Leaving Territories to the Taliban is Suspicious

Heavy and decisive battles for peace and war in Afghanistan are in full swing these days. The issue of concern among all this is the withdrawal of government forces from areas, military camps, and districts. There is no doubt that the army and the forces that are at the forefront are showing unforgivable courage. The subsequent fall of the districts may be a long-term military ploy or tactic, but the consequences are severe for the government. At least one local official in Badghis province has claimed that some military bases and pro-government forces were evacuated in a “treacherous conspiracy”. Army forces successfully defended government-controlled territory during May, when Taliban attacks on government positions escalated. However, the collapse of districts and the security force’s bases reinforces it being “suspicius”, according to some officials.

Some of the government forces’ retreats may have been tactical, aimed at preventing civilian, army and police casualties, but Badghis Governor Hussam Shams has claimed that “treacherous conspiracies” were also involved in handing over territory to the Taliban. In some areas, government forces have even been reported to have withdrawn from district centers without heavy fighting. It has also happened in places where government forces have been forced to retreat after a long siege, which denies the withdrawal to be tactical. In some areas, it has happened that groups have appeared in the role of “tribe elders” to facilitate the surrender of major military bases to the Taliban, and thus the major centers have been handed over to the Taliban without any problems. Considering that withdrawing from some military bases and districts may be a military trick, but given the Taliban’s long-term “conquering” method at the start of the third round of talks, more attention needs to be paid. In addition, the psychological warfare waged by the Taliban with the narrative of “conquering” and the cold-bloodedness in the think tanks of Afghanistan’s war-torn institutions could seriously damage the morale of the soldiers on the front lines of the war. Some videotapes have also become popular in recent months, with the local Taliban commander calling the local army and government officials at the camps and demanding their surrender. In these tapes, the response of the security forces is decisive for the Taliban.
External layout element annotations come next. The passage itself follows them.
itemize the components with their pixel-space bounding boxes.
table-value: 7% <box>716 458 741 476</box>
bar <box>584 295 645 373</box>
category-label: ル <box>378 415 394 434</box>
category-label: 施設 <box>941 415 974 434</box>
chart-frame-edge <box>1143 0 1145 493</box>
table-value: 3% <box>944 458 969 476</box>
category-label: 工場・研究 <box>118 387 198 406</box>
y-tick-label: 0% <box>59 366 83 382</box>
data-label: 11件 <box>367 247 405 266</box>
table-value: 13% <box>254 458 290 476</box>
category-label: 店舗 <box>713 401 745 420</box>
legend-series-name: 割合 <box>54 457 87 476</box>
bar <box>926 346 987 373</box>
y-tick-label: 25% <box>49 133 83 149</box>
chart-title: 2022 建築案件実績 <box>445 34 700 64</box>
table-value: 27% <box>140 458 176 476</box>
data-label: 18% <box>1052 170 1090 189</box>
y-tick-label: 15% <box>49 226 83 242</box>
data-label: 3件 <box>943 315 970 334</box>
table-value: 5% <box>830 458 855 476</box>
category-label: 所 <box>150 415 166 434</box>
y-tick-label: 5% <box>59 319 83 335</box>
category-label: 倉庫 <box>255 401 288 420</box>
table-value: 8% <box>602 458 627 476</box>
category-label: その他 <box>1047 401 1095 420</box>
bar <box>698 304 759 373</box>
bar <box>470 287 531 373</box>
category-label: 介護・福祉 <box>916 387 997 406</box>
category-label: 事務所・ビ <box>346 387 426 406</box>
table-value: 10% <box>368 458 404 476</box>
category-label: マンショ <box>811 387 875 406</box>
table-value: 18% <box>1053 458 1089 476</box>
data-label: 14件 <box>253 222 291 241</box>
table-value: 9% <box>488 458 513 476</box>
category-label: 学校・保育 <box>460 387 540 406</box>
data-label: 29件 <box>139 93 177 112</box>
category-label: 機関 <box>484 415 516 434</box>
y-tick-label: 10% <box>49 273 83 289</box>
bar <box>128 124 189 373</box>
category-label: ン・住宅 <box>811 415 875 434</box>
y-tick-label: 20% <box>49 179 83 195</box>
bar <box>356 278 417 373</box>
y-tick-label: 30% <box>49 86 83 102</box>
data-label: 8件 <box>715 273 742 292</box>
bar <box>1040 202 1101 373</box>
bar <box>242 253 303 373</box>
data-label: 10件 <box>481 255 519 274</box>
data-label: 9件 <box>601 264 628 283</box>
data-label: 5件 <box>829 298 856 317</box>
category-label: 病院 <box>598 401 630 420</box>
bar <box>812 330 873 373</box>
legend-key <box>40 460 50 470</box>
The practice of “tactical retreat” will not be useful in the long run while the international forces are completing the withdrawal process, especially when it is not properly managed or at least the logic behind the retreat is not clearly explained to the people and the front line forces. While handing over military bases may be a “tactic”, it has happened in many cases that battlefield forces, after long periods of being under seige have been forced to hand over areas and positions, which shows the weak management at the core of Afghanistan’s war leadership.

Given these cases, the “suspicion” of leaving some territories behind needs to be taken seriously. The war is raging more in the north and northeast of the country these days. One reason for this could be the suppression of the Taliban in the east and south but another reason may be that security threats in the north of the country are not taken seriously. The Taliban’s attack on the evening of May 24th to seize the city of Mehtarlam Laghman was pursued seriously by the Ministry of National Defense, and Chief of Staff Mohammad Yasin Zia came to the battlefield to manage the war. The Taliban, who had previously captured Dawlatshah district of Laghman, suffered heavy losses in Mehtarlam and Alishing and Alingar districts. But the attitude of government officials towards the situation in Sar-e-Pul province, which has been under heavy siege for some time, is an indication of a double standard. The capture of Dawlatshah district in the way it was reported is also suspicious. Some have seriously claimed that a number of “tribe elders and mediators” have prepared the ground for the fall of the district. In the same way, Doaab district of Nuristan province was handed over to the Taliban through the mediation of “tribe elders” after some clashes.

Government forces have retreated from nearly 20 districts in the past two months, but the Taliban claim to have taken control of the districts by launching offensive attacks. While the government has not yet made clear to the people the need and rationale for evacuating districts, the expansion of Taliban territory, which means limiting the government’s geography, has strengthened the Taliban’s “narrative of conquest.” This issue has become a serious concern of the people.

The Afghan government, as it ought to provide the people with mental and physical peace, needs to prove to the world during the withdrawal of international forces and beyond that, as a government in power, it is reliable and that it can defend itself against subversive groups such as the Taliban. It is a firm belief that peace in Afghanistan goes beyond the battlefields, and the party that has the upper hand on the battlefield will have the power to persuade the other side and impose its demands at the negotiating table. In this regard, the government and security agencies must prevent the collpase of districts and, in parallel with managing battlefields and strengthening their defensive positions, also shield themselves against the Taliban’s widespread psychological warfare and their propaganda.